住友ゴム工業、イスタンブール市民の足に同社の技術が生きる

工業用品 2018-10-16

ゴムガスケットの施工の様子

 
 トルコ・イスタンブールの交通に、住友ゴム工業の技術が生かされている。

 1,500万人を超える人口を抱え、人の往来も盛んな同地は、海峡、海によってアジアとヨーロッパに分かれている。そのうちの一つ、ボスポラス海峡にあるトンネルの沈埋トンネル部分に、採用されているのが同社のゴムガスケット(止水ゴム)だ。

 沈埋トンネルは、鉄筋コンクリートの箱を連続して海底に設置したトンネル。海底下の浅い箇所に設置できるためトンネルの延長を短くできる、大きな支持力を必要としないため軟弱地盤にも対応できる、ドッグ等で製作するため水密性が高く高品質なトンネルを築造できるといった特徴を持つ。

 ボスポラス海峡トンネルは、大成建設が工事を請け負い、2004年8月に着工、11年2月に貫通し、13年10月には鉄道が開通した。

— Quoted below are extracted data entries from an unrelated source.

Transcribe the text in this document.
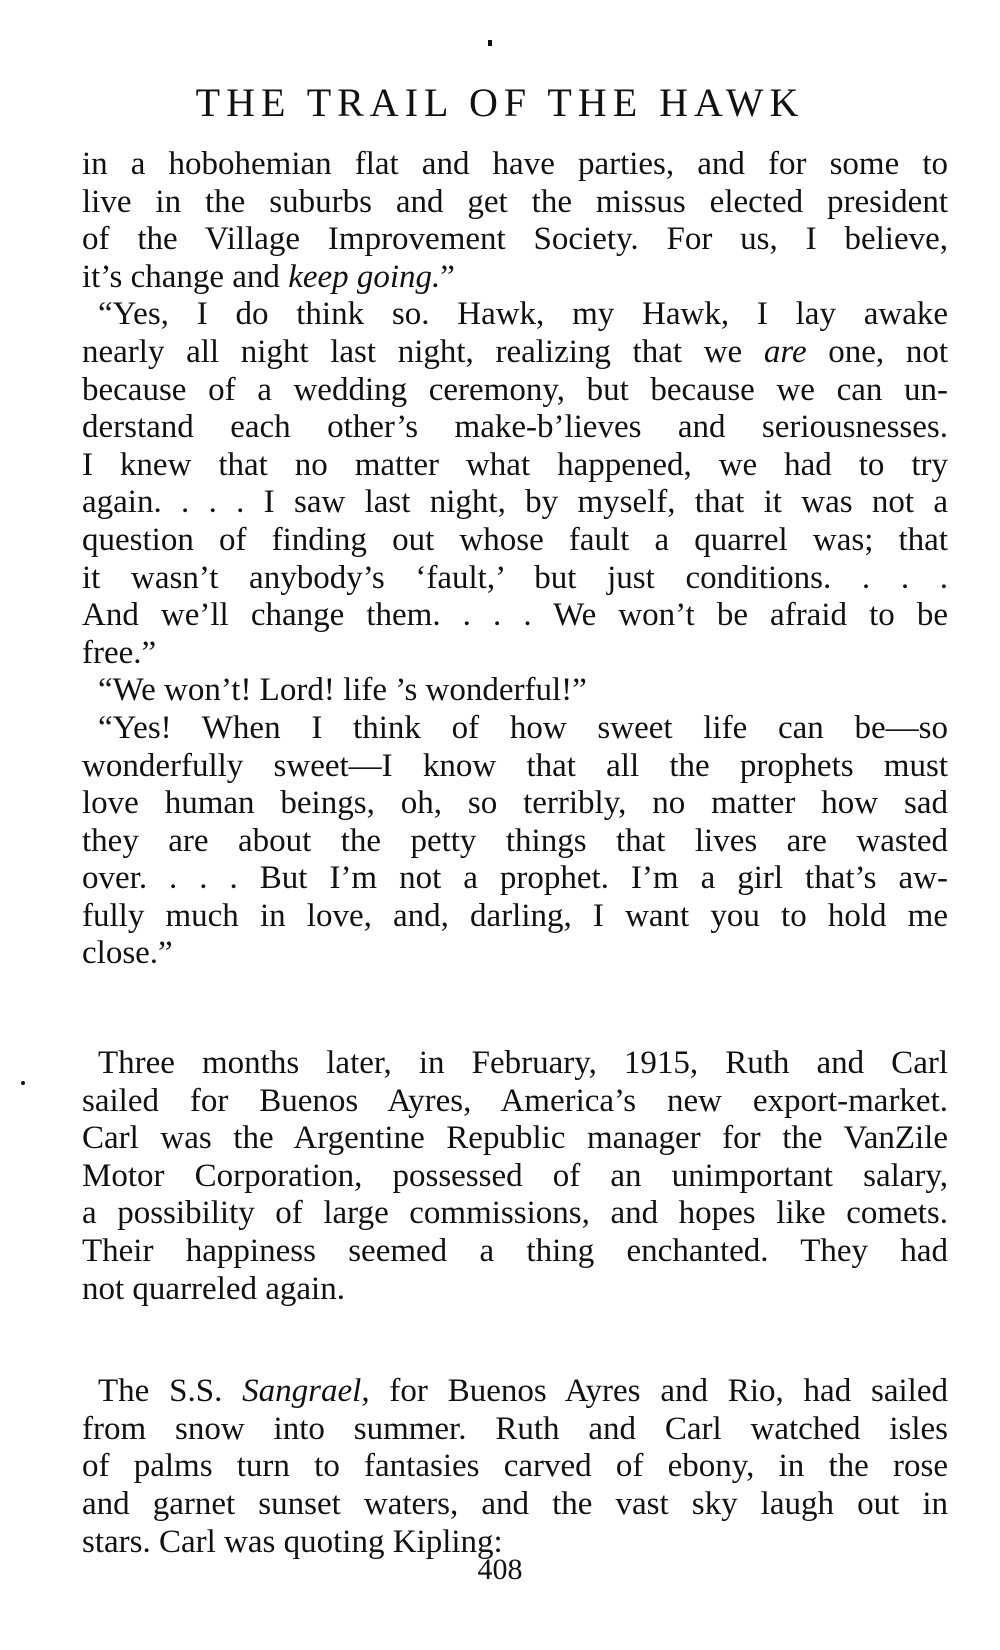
THE TRAIL OF THE HAWK
in a hobohemian flat and have parties, and for some to
live in the suburbs and get the missus elected president
of the Village Improvement Society. For us, I believe,
it’s change and keep going.”
“Yes, I do think so. Hawk, my Hawk, I lay awake
nearly all night last night, realizing that we are one, not
because of a wedding ceremony, but because we can un-
derstand each other’s make-b’lieves and seriousnesses.
I knew that no matter what happened, we had to try
again. . . . I saw last night, by myself, that it was not a
question of finding out whose fault a quarrel was; that
it wasn’t anybody’s ‘fault,’ but just conditions. . . .
And we’ll change them. . . . We won’t be afraid to be
free.”
“We won’t! Lord! life ’s wonderful!”
“Yes! When I think of how sweet life can be—so
wonderfully sweet—I know that all the prophets must
love human beings, oh, so terribly, no matter how sad
they are about the petty things that lives are wasted
over. . . . But I’m not a prophet. I’m a girl that’s aw-
fully much in love, and, darling, I want you to hold me
close.”
Three months later, in February, 1915, Ruth and Carl
sailed for Buenos Ayres, America’s new export-market.
Carl was the Argentine Republic manager for the VanZile
Motor Corporation, possessed of an unimportant salary,
a possibility of large commissions, and hopes like comets.
Their happiness seemed a thing enchanted. They had
not quarreled again.
The S.S. Sangrael, for Buenos Ayres and Rio, had sailed
from snow into summer. Ruth and Carl watched isles
of palms turn to fantasies carved of ebony, in the rose
and garnet sunset waters, and the vast sky laugh out in
stars. Carl was quoting Kipling:
408
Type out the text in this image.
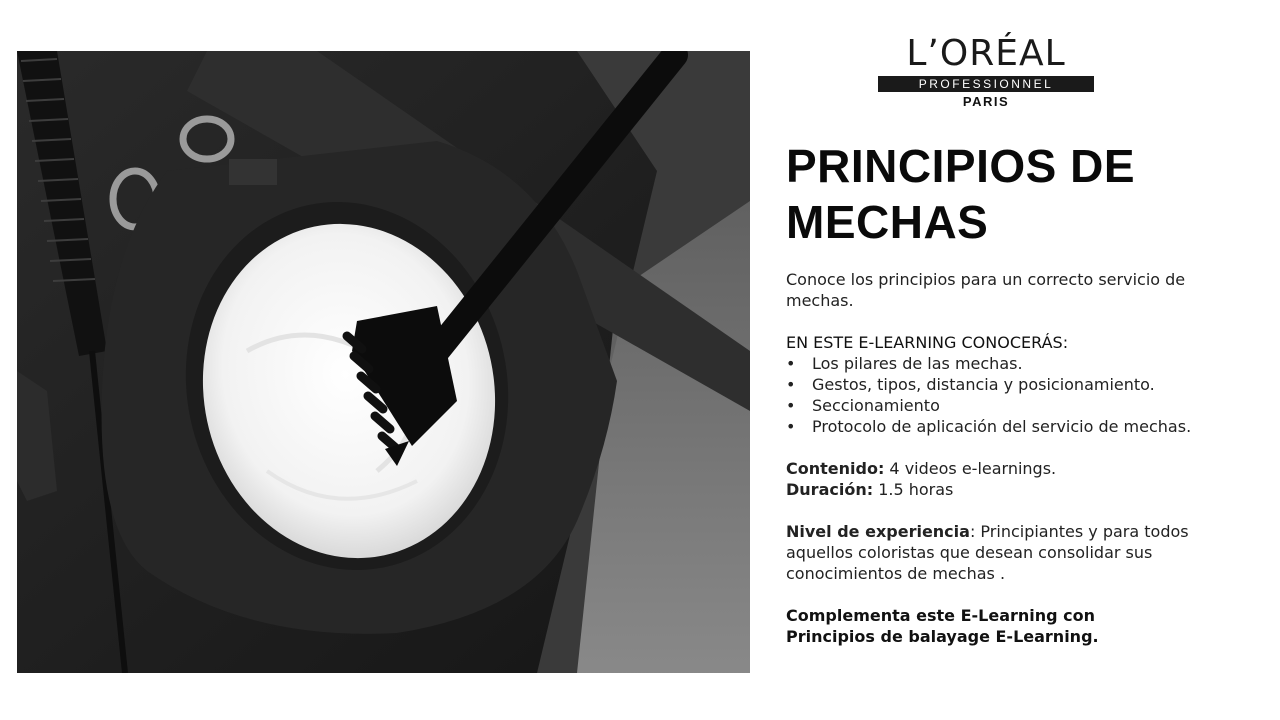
L’ORÉAL
PROFESSIONNEL
PARIS
PRINCIPIOS DE
MECHAS

Conoce los principios para un correcto servicio de mechas.

EN ESTE E-LEARNING CONOCERÁS:

• Los pilares de las mechas.
• Gestos, tipos, distancia y posicionamiento.
• Seccionamiento
• Protocolo de aplicación del servicio de mechas.

Contenido: 4 videos e-learnings.

Duración: 1.5 horas

Nivel de experiencia: Principiantes y para todos aquellos coloristas que desean consolidar sus conocimientos de mechas .

Complementa este E-Learning con

Principios de balayage E-Learning.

トンネルの総延長は1万3,558メートル、そのうち沈埋トンネル部分は1,387メートル。沈埋トンネル部分は最大長さ135メートル、高さ8.6メートル、幅15.3メートルの巨大な沈埋函11函で構築され、それら全ての継ぎ目部分に全周約50メートルのゴムガスケットが使用されている。住友ゴム工業は、大成建設からゴムガスケット計10カ所を受注、現地で取り付け工事の施工指導を行った。

 トンネル開通まで、海峡を渡る手段は道路橋とフェリーなどの船舶しかなく、交通渋滞と環境への影響が問題となっていた。鉄道開通後はイスタンブール市民にとって欠かせない足となり、それまで30分近くかかっていた海峡の移動が、4分へと大幅に短縮された。

 なお、住友ゴム工業は同ゴムガスケットに加え、同国に防舷材を累計3,000基以上納品するなど、同国のインフラ整備に貢献している。